We are STLCOP Profile: David Poole
Published on 01 April 2015
Many people only see half of David Poole, as he stands behind the cashier’s window in the College’s Business Office. Even with that restricted view, it is easy to see his dedication to the College.
“I’m invested in STLCOP,” says Poole, who has worked here for more than 13 years. “It is part of me. I feel good when I know we’re doing well, and the students are doing well.”
That interaction with the students is what keeps Poole’s day moving.
“It’s fun to see them start as freshmen and then see them graduate,” he says. “It’s almost sad, almost like your own kids are leaving.”
After finishing high school, Poole served two years in the U.S. Army before attending the University of Missouri-St. Louis and majoring in accounting. While working his third accounting job he saw a small advertisement in the newspaper for an opening at the College.
“I thought it would be a really good interview,” Poole remembers.
He came to the College and met with Gary Torrence, now the vice president of finance and chief financial officer; Fred Nazzoli, the current director of finance and controller; and Dick Mansfield, who was the director of human resources at the time. Poole says the interview went really well.
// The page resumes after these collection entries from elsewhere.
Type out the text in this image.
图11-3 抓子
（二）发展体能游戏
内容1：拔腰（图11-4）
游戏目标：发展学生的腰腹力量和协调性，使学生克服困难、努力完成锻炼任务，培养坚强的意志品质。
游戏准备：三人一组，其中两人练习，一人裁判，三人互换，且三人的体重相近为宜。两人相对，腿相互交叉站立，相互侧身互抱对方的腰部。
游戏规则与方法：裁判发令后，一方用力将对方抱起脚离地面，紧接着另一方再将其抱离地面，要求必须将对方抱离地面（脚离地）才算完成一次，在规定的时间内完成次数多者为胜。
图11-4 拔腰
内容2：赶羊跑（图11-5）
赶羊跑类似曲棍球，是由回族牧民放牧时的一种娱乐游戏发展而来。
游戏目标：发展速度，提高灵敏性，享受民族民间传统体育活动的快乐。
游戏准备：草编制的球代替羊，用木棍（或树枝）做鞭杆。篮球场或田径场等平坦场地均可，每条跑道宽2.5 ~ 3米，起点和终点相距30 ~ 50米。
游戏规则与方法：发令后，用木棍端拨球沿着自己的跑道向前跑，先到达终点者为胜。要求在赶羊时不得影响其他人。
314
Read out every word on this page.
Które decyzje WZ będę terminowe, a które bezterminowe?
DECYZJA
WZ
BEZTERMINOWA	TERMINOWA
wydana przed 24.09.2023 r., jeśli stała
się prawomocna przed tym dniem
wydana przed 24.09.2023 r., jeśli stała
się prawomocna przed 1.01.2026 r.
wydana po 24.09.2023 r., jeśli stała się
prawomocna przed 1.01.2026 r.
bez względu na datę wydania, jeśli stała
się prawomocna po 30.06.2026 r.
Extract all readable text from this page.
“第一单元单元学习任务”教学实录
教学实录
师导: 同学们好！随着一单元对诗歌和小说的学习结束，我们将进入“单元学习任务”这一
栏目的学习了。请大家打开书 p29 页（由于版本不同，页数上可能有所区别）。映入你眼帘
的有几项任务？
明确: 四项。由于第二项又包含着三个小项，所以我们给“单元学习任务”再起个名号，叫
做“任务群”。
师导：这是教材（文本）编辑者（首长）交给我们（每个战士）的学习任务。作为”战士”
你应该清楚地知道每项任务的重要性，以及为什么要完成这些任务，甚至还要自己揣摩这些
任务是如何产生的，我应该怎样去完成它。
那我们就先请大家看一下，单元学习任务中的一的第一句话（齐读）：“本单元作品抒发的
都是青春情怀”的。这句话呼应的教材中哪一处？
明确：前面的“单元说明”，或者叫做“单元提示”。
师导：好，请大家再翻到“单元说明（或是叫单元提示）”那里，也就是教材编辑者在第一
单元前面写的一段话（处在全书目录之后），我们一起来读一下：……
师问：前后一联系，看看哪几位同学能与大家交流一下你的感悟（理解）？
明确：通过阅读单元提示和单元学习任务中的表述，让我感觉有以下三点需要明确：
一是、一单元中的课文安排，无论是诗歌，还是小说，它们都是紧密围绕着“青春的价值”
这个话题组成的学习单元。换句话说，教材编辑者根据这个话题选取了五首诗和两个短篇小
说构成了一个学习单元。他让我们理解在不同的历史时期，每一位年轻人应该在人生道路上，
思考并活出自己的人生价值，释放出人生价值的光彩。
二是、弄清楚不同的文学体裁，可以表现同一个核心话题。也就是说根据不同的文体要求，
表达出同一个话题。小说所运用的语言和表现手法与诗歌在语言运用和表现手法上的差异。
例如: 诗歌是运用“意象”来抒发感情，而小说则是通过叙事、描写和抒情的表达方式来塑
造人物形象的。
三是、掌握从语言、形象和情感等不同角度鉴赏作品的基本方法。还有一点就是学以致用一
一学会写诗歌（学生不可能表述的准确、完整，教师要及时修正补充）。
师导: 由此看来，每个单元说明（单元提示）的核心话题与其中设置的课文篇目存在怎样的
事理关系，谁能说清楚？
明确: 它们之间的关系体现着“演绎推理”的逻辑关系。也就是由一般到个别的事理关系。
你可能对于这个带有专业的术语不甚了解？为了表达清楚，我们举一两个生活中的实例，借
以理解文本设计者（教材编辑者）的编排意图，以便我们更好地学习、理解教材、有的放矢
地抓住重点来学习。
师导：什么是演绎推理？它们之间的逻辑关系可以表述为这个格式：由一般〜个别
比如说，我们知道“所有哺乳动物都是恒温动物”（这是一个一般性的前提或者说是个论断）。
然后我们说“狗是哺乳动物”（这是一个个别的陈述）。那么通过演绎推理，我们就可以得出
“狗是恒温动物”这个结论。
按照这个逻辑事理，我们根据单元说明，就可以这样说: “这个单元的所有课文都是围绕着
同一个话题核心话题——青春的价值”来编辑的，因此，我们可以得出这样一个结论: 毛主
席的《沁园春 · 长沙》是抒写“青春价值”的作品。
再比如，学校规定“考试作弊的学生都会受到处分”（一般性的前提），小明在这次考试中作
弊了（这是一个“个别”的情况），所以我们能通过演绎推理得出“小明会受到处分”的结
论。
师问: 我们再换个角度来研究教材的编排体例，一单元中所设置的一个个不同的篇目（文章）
“When I got home, my wife said Dick Mansfield had called and offered me the job,” Poole says. “I hadn’t even made it home from the interview yet.”
Poole’s new role as director of budget and grants will take his work in a new direction as the College begins to apply for federal grant money. Poole explains that the College does not have much experience applying for, or receiving, federal grants. With more than 30,000 square feet of laboratory space in the new academic and research building and library, the plan is to start bringing in government research work. Poole will still be responsible for the cashier’s office, student billing, and the College’s financial audit and tax return, as well as being the primary contact with the annual budget.
“I’ll still be here for the students,” he says. “I don’t get bored. It’s always exciting.”